Und als wenn das alles nicht genug gewesen wäre, so gab’s schon damals die volle Lehár-Breitseite mit «Niemand liebt dich so wie ich» aus «Paganini». Zur Erinnerung: Lehár war der offizielle Lieblingskomponist des «Führers». (MANNSCHAFT berichtete über Komponist Thomas Zaufke, der den ersten Paul Abraham Preis der GEMA-Stiftung für seine LGBTIQ-Musicals erhielt.)
Koskys queere Operettenrevolution Nach dem Duettprogramm von 1995 haben weder Forst noch Fischer sich nochmals intensiver mit Operette beschäftigt; was man bedauern kann. Sie waren auch beide nicht an der queeren Operettenrevolution von Barrie Kosky an der Komischen Oper ab 2012/13 beteiligt, wo stattdessen Dagmar Manzel, Katharine Mehrling, Adam Benzwi und die Geschwister Pfister antraten.
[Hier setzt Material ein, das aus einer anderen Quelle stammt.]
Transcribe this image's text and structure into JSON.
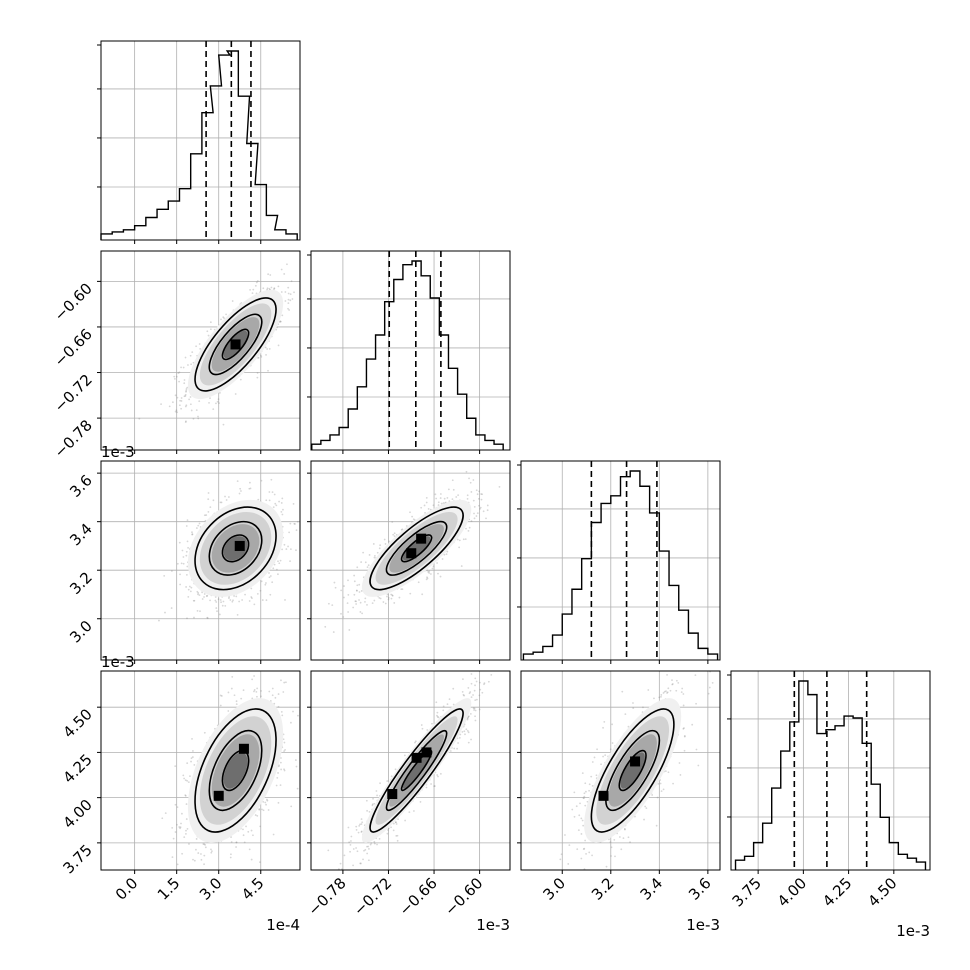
{
  "chart_data": {
    "type": "corner",
    "grid": true,
    "colors": {
      "line": "#000000",
      "grid": "#b0b0b0",
      "points": "#8c8c8c"
    },
    "parameters": [
      {
        "index": 0,
        "offset_label": "1e-4",
        "range": [
          -1.2,
          5.9
        ],
        "ticks": [
          0.0,
          1.5,
          3.0,
          4.5
        ],
        "tick_labels": [
          "0.0",
          "1.5",
          "3.0",
          "4.5"
        ],
        "quantiles": [
          2.55,
          3.45,
          4.15
        ]
      },
      {
        "index": 1,
        "offset_label": "1e-3",
        "range": [
          -0.822,
          -0.56
        ],
        "ticks": [
          -0.78,
          -0.72,
          -0.66,
          -0.6
        ],
        "tick_labels": [
          "−0.78",
          "−0.72",
          "−0.66",
          "−0.60"
        ],
        "quantiles": [
          -0.719,
          -0.684,
          -0.651
        ]
      },
      {
        "index": 2,
        "offset_label": "1e-3",
        "range": [
          2.83,
          3.65
        ],
        "ticks": [
          3.0,
          3.2,
          3.4,
          3.6
        ],
        "tick_labels": [
          "3.0",
          "3.2",
          "3.4",
          "3.6"
        ],
        "quantiles": [
          3.12,
          3.265,
          3.39
        ]
      },
      {
        "index": 3,
        "offset_label": "1e-3",
        "range": [
          3.6,
          4.7
        ],
        "ticks": [
          3.75,
          4.0,
          4.25,
          4.5
        ],
        "tick_labels": [
          "3.75",
          "4.00",
          "4.25",
          "4.50"
        ],
        "quantiles": [
          3.95,
          4.13,
          4.35
        ]
      }
    ],
    "histograms": [
      {
        "param": 0,
        "x": [
          -1.0,
          -0.6,
          -0.2,
          0.2,
          0.6,
          1.0,
          1.4,
          1.8,
          2.2,
          2.6,
          2.9,
          3.2,
          3.5,
          3.9,
          4.2,
          4.5,
          4.9,
          5.2,
          5.6
        ],
        "counts": [
          1,
          2,
          3,
          5,
          9,
          13,
          17,
          23,
          40,
          60,
          73,
          88,
          90,
          68,
          45,
          25,
          10,
          3,
          1
        ]
      },
      {
        "param": 1,
        "x": [
          -0.815,
          -0.803,
          -0.791,
          -0.779,
          -0.767,
          -0.755,
          -0.743,
          -0.731,
          -0.719,
          -0.707,
          -0.695,
          -0.683,
          -0.671,
          -0.659,
          -0.647,
          -0.635,
          -0.623,
          -0.611,
          -0.599,
          -0.587,
          -0.575
        ],
        "counts": [
          1,
          3,
          6,
          10,
          20,
          32,
          47,
          60,
          78,
          90,
          98,
          100,
          92,
          80,
          60,
          42,
          28,
          15,
          6,
          3,
          1
        ]
      },
      {
        "param": 2,
        "x": [
          2.86,
          2.9,
          2.94,
          2.98,
          3.02,
          3.06,
          3.1,
          3.14,
          3.18,
          3.22,
          3.26,
          3.3,
          3.34,
          3.38,
          3.42,
          3.46,
          3.5,
          3.54,
          3.58,
          3.62
        ],
        "counts": [
          1,
          2,
          5,
          11,
          22,
          35,
          51,
          70,
          80,
          84,
          94,
          97,
          89,
          75,
          55,
          37,
          24,
          12,
          4,
          1
        ]
      },
      {
        "param": 3,
        "x": [
          3.65,
          3.7,
          3.75,
          3.8,
          3.85,
          3.9,
          3.95,
          4.0,
          4.05,
          4.1,
          4.15,
          4.2,
          4.25,
          4.3,
          4.35,
          4.4,
          4.45,
          4.5,
          4.55,
          4.6,
          4.65
        ],
        "counts": [
          3,
          5,
          12,
          22,
          40,
          59,
          74,
          95,
          88,
          68,
          70,
          72,
          77,
          76,
          63,
          42,
          25,
          12,
          6,
          4,
          2
        ]
      }
    ],
    "pairs": [
      {
        "x_param": 0,
        "y_param": 1,
        "mean": [
          3.6,
          -0.683
        ],
        "std": [
          0.85,
          0.036
        ],
        "corr": 0.75,
        "cells": [
          [
            3.6,
            -0.683
          ]
        ]
      },
      {
        "x_param": 0,
        "y_param": 2,
        "mean": [
          3.6,
          3.29
        ],
        "std": [
          0.85,
          0.1
        ],
        "corr": 0.3,
        "cells": [
          [
            3.75,
            3.3
          ]
        ]
      },
      {
        "x_param": 1,
        "y_param": 2,
        "mean": [
          -0.683,
          3.29
        ],
        "std": [
          0.036,
          0.1
        ],
        "corr": 0.8,
        "cells": [
          [
            -0.677,
            3.33
          ],
          [
            -0.69,
            3.27
          ]
        ]
      },
      {
        "x_param": 0,
        "y_param": 3,
        "mean": [
          3.6,
          4.15
        ],
        "std": [
          0.85,
          0.2
        ],
        "corr": 0.5,
        "cells": [
          [
            3.0,
            4.01
          ],
          [
            3.9,
            4.27
          ]
        ]
      },
      {
        "x_param": 1,
        "y_param": 3,
        "mean": [
          -0.683,
          4.15
        ],
        "std": [
          0.036,
          0.2
        ],
        "corr": 0.93,
        "cells": [
          [
            -0.715,
            4.02
          ],
          [
            -0.683,
            4.22
          ],
          [
            -0.67,
            4.25
          ]
        ]
      },
      {
        "x_param": 2,
        "y_param": 3,
        "mean": [
          3.29,
          4.15
        ],
        "std": [
          0.1,
          0.2
        ],
        "corr": 0.75,
        "cells": [
          [
            3.17,
            4.01
          ],
          [
            3.3,
            4.2
          ]
        ]
      }
    ]
  }
}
Dass Frost und Fischer sich dennoch jetzt neu zusammengetan haben, um das alte Programm wiederzubeleben, ist der Bar jeder Vernunft geschuldet, die 30-jähriges Jubiläum feiert. Indem legendäre Programme der Vergangenheit neu aufgelegt werden. Zuletzt traten die Geschwister Pfister in ihrer Schweizer Ur-Konstellation von 1992 nochmal auf und sorgten für ein ausverkauftes Haus bzw. Spiegelzelt (MANNSCHAFT berichtete).
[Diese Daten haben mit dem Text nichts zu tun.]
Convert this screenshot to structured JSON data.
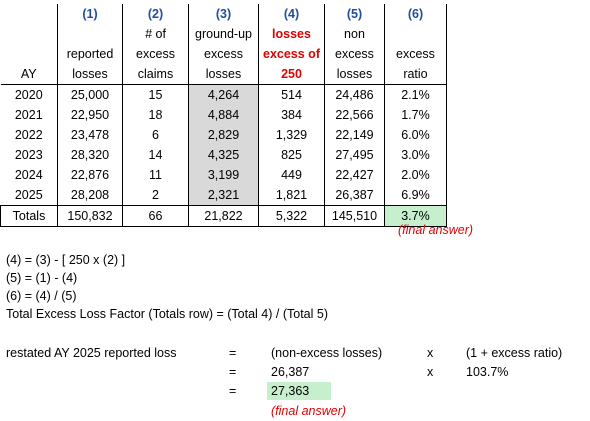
{
  "table": {
    "col_numbers": [
      "(1)",
      "(2)",
      "(3)",
      "(4)",
      "(5)",
      "(6)"
    ],
    "headers": {
      "ay": "AY",
      "reported": [
        "",
        "reported",
        "losses"
      ],
      "claims": [
        "# of",
        "excess",
        "claims"
      ],
      "groundup": [
        "ground-up",
        "excess",
        "losses"
      ],
      "excess_losses": [
        "losses",
        "excess of",
        "250"
      ],
      "nonexcess": [
        "non",
        "excess",
        "losses"
      ],
      "ratio": [
        "",
        "excess",
        "ratio"
      ]
    },
    "rows": [
      {
        "ay": "2020",
        "reported": "25,000",
        "claims": "15",
        "groundup": "4,264",
        "excess": "514",
        "nonexcess": "24,486",
        "ratio": "2.1%"
      },
      {
        "ay": "2021",
        "reported": "22,950",
        "claims": "18",
        "groundup": "4,884",
        "excess": "384",
        "nonexcess": "22,566",
        "ratio": "1.7%"
      },
      {
        "ay": "2022",
        "reported": "23,478",
        "claims": "6",
        "groundup": "2,829",
        "excess": "1,329",
        "nonexcess": "22,149",
        "ratio": "6.0%"
      },
      {
        "ay": "2023",
        "reported": "28,320",
        "claims": "14",
        "groundup": "4,325",
        "excess": "825",
        "nonexcess": "27,495",
        "ratio": "3.0%"
      },
      {
        "ay": "2024",
        "reported": "22,876",
        "claims": "11",
        "groundup": "3,199",
        "excess": "449",
        "nonexcess": "22,427",
        "ratio": "2.0%"
      },
      {
        "ay": "2025",
        "reported": "28,208",
        "claims": "2",
        "groundup": "2,321",
        "excess": "1,821",
        "nonexcess": "26,387",
        "ratio": "6.9%"
      }
    ],
    "totals": {
      "label": "Totals",
      "reported": "150,832",
      "claims": "66",
      "groundup": "21,822",
      "excess": "5,322",
      "nonexcess": "145,510",
      "ratio": "3.7%"
    },
    "final_note": "(final answer)"
  },
  "formulas": [
    "(4) = (3) - [ 250 x (2) ]",
    "(5) = (1) - (4)",
    "(6) = (4) / (5)",
    "Total Excess Loss Factor (Totals row) = (Total 4) / (Total 5)"
  ],
  "restatement": {
    "label": "restated AY 2025 reported loss",
    "eq": "=",
    "line1": {
      "term": "(non-excess losses)",
      "op": "x",
      "factor": "(1 + excess ratio)"
    },
    "line2": {
      "term": "26,387",
      "op": "x",
      "factor": "103.7%"
    },
    "line3": {
      "result": "27,363"
    },
    "final_note": "(final answer)"
  },
  "colors": {
    "header_blue": "#1f4e9e",
    "red": "#e00000",
    "gray_fill": "#d9d9d9",
    "green_fill": "#c6efce"
  }
}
Diesmal sieht man Tim Fischer mit grell geschminktem Gesicht, so als sei er der Zwillingsbruder von Joel Grey aus «Cabaret». Während Frost im Smoking ganz den unnahbaren Vamp mimt, der zwischen süsslichem Gurren zu aggressiver Groteske changiert, so schnell, dass einem vom hin und her schwindlich werden kann.
Cora Frost mimt den unnahbaren Vamp, der zwischen süsslichem Gurren und aggressiver Groteske changiert
Zwischen die Operettentitel haben sie berühmte «romantische» Duette wie «True Love» von Cole Porter eingebaut, ein bisschen Baccara und Cindy & Bert sowie als Zugabe das eigentlich unschuldige «Schwalbenduett» aus Emmerich Kálmáns «Csardasfürstin» («Machen wir’s den Schwalben nach, bau’n wir uns ein Nest»). Nur dass das hier natürlich alles andere als unschuldig ist.
Dunkle Seite der Geschichte Und das ist auch im Jahr 2022 gut so. Denn jenseits von Berlin und Kosky wird vielerorts Operette immer noch als schmerzstillendes Mittel verabreicht, in Aufführungen, die aus der Zeit gefallen sind – und wie eine Parodie aufs durchaus aufmüpfigen Original aus den 1910er- und 20er-Jahren wirken. Oft geschrieben von Komponisten und Textdichtern, die als Juden ins Exil mussten oder im KZ umkamen.
Diese dunkle Seite der Operettengeschichte sprechen Frost und Fischer nicht an, es gibt eh kaum Conférencen. Aber sie zeigen, dass die Ur-Operette eben doch etwas anderes ist, als was sogenannte Traditionalist*innen einen glauben machen wollen, sei’s aktuell beim «Operetten Boulevard» des Bayerischen Rundfunks, sei’s an vielen anderen Spielstätten der Welt.
Dass Kosky die beiden Künstler*innen nie für eines seiner Operettenprojekte dazugeholt hat, ist eine Sünde. Die sich vielleicht noch korrigieren lässt. Die «Duette»-CD von kann man Second Hand noch finden bzw. die Titel streamen. Das Album lohnt, aber das Live-Erlebnis lohnt noch mehr. Vor allem weil Frost auch die lesbische Ballade von der kleinen liebeshungrigen Paula Maus singt. Dafür bekommt sie Standing Ovations mitten im Programm. Das war schon grandios!